Hybrid Workspaces must provide a point of convergence between the office and home. They must synchronise office, home and remote work environments and – as far as possible – minimise the experience gap between them.

Building a Blueprint

For Your Hybrid Workspace

The most challenging aspect of preparing the Hybrid Workspace is letting go of the ways of working associated with the ‘old normal’. Hybrid Working requires a new way of looking at the office.

You need to engage and survey your people. From this you can understand both their behaviour and expectations, audit the changes required and establish what is acceptable for you and your team.

Parts of the office may require updating or refitting.
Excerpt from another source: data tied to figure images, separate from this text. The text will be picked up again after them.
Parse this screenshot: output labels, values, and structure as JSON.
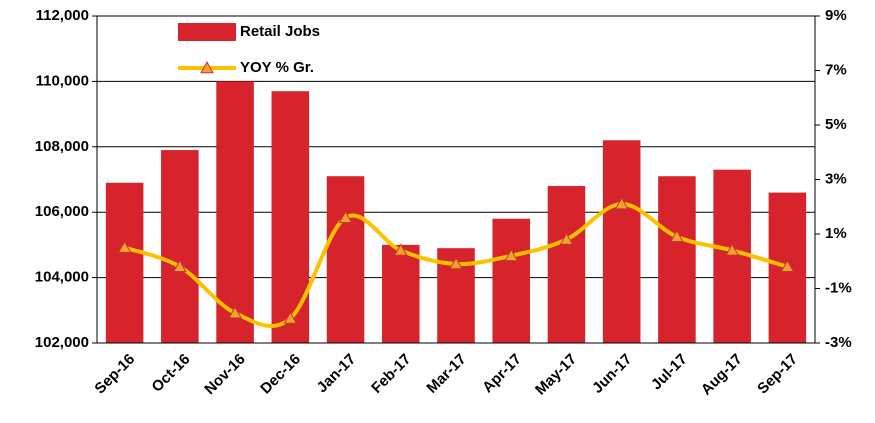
{
  "chart_data": {
    "type": "bar_line",
    "categories": [
      "Sep-16",
      "Oct-16",
      "Nov-16",
      "Dec-16",
      "Jan-17",
      "Feb-17",
      "Mar-17",
      "Apr-17",
      "May-17",
      "Jun-17",
      "Jul-17",
      "Aug-17",
      "Sep-17"
    ],
    "series": [
      {
        "name": "Retail Jobs",
        "type": "bar",
        "color": "#d7242c",
        "values": [
          106900,
          107900,
          110000,
          109700,
          107100,
          105000,
          104900,
          105800,
          106800,
          108200,
          107100,
          107300,
          106600
        ]
      },
      {
        "name": "YOY % Gr.",
        "type": "line",
        "axis": "y2",
        "color": "#ffc000",
        "marker_color": "#f5a030",
        "values": [
          0.5,
          -0.2,
          -1.9,
          -2.1,
          1.6,
          0.4,
          -0.1,
          0.2,
          0.8,
          2.1,
          0.9,
          0.4,
          -0.2
        ]
      }
    ],
    "ylim": [
      102000,
      112000
    ],
    "yticks": [
      {
        "value": 102000,
        "label": "102,000"
      },
      {
        "value": 104000,
        "label": "104,000"
      },
      {
        "value": 106000,
        "label": "106,000"
      },
      {
        "value": 108000,
        "label": "108,000"
      },
      {
        "value": 110000,
        "label": "110,000"
      },
      {
        "value": 112000,
        "label": "112,000"
      }
    ],
    "y2lim": [
      -3,
      9
    ],
    "y2ticks": [
      {
        "value": -3,
        "label": "-3%"
      },
      {
        "value": -1,
        "label": "-1%"
      },
      {
        "value": 1,
        "label": "1%"
      },
      {
        "value": 3,
        "label": "3%"
      },
      {
        "value": 5,
        "label": "5%"
      },
      {
        "value": 7,
        "label": "7%"
      },
      {
        "value": 9,
        "label": "9%"
      }
    ],
    "grid": true,
    "legend": "upper-left"
  }
}
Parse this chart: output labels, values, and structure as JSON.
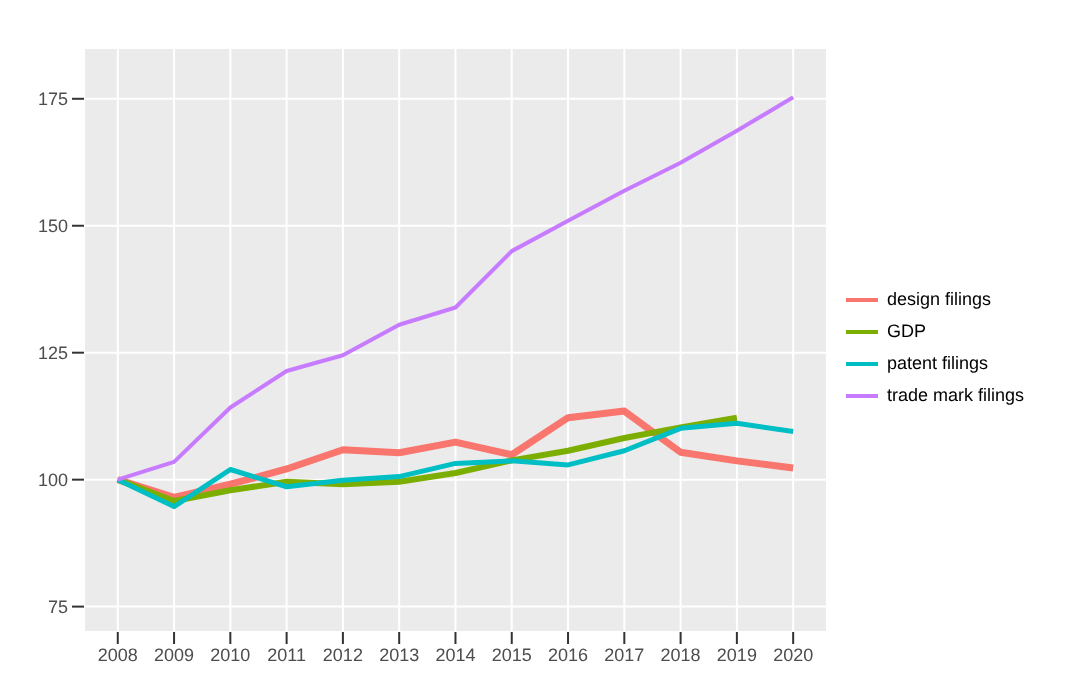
{
  "chart_data": {
    "type": "line",
    "x": [
      2008,
      2009,
      2010,
      2011,
      2012,
      2013,
      2014,
      2015,
      2016,
      2017,
      2018,
      2019,
      2020
    ],
    "series": [
      {
        "name": "design filings",
        "color": "#f8766d",
        "values": [
          100,
          96.5,
          99.1,
          102.1,
          105.9,
          105.3,
          107.4,
          104.9,
          112.2,
          113.5,
          105.4,
          103.7,
          102.3
        ]
      },
      {
        "name": "GDP",
        "color": "#7cae00",
        "values": [
          100,
          95.8,
          97.9,
          99.6,
          99.1,
          99.6,
          101.3,
          103.8,
          105.7,
          108.2,
          110.3,
          112.2,
          null
        ]
      },
      {
        "name": "patent filings",
        "color": "#00bfc4",
        "values": [
          100,
          94.7,
          102,
          98.6,
          99.9,
          100.6,
          103.2,
          103.7,
          102.9,
          105.7,
          110.1,
          111.1,
          109.5
        ]
      },
      {
        "name": "trade mark filings",
        "color": "#c77cff",
        "values": [
          100,
          103.5,
          114.2,
          121.4,
          124.5,
          130.5,
          133.9,
          145,
          151,
          156.9,
          162.4,
          168.7,
          175.3
        ]
      }
    ],
    "xlim": [
      2007.4,
      2020.6
    ],
    "xticks": [
      2008,
      2009,
      2010,
      2011,
      2012,
      2013,
      2014,
      2015,
      2016,
      2017,
      2018,
      2019,
      2020
    ],
    "ylim": [
      70,
      185
    ],
    "yticks": [
      75,
      100,
      125,
      150,
      175
    ],
    "grid": true,
    "legend": "right",
    "marker": "none",
    "line_style": "solid"
  }
}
You may only need meeting rooms and hot desks rather than multiple rooms with banks of workstation desks. Digital transformation may also play its part. Investment in technology will reduce other overheads.

This process of change must be seen a positive. As an opportunity to save costs, improve efficiency, and make employees happier, healthier and ultimately more productive.

Focus on People and Natural Working

Employee experience should be at the center of any Hybrid Workspace structure. Too often, improperly implemented workplace strategies have come at the cost of human connectivity and culture.

Hybrid Working cannot be effective if increased flexibility comes at the cost of stifled creativity, frustrated collaboration, and poor people performance.

It is vital to support natural ways of working irrespective of location. Remote workers cannot become sidelined. Nor can the office become ‘the place’ for collaboration and innovation.

Only by merging your digital and physical spaces can your hybrid workspace flourish.

An understanding of the communication and collaboration processes – and the differences between them – is critical to achieving synchronisation.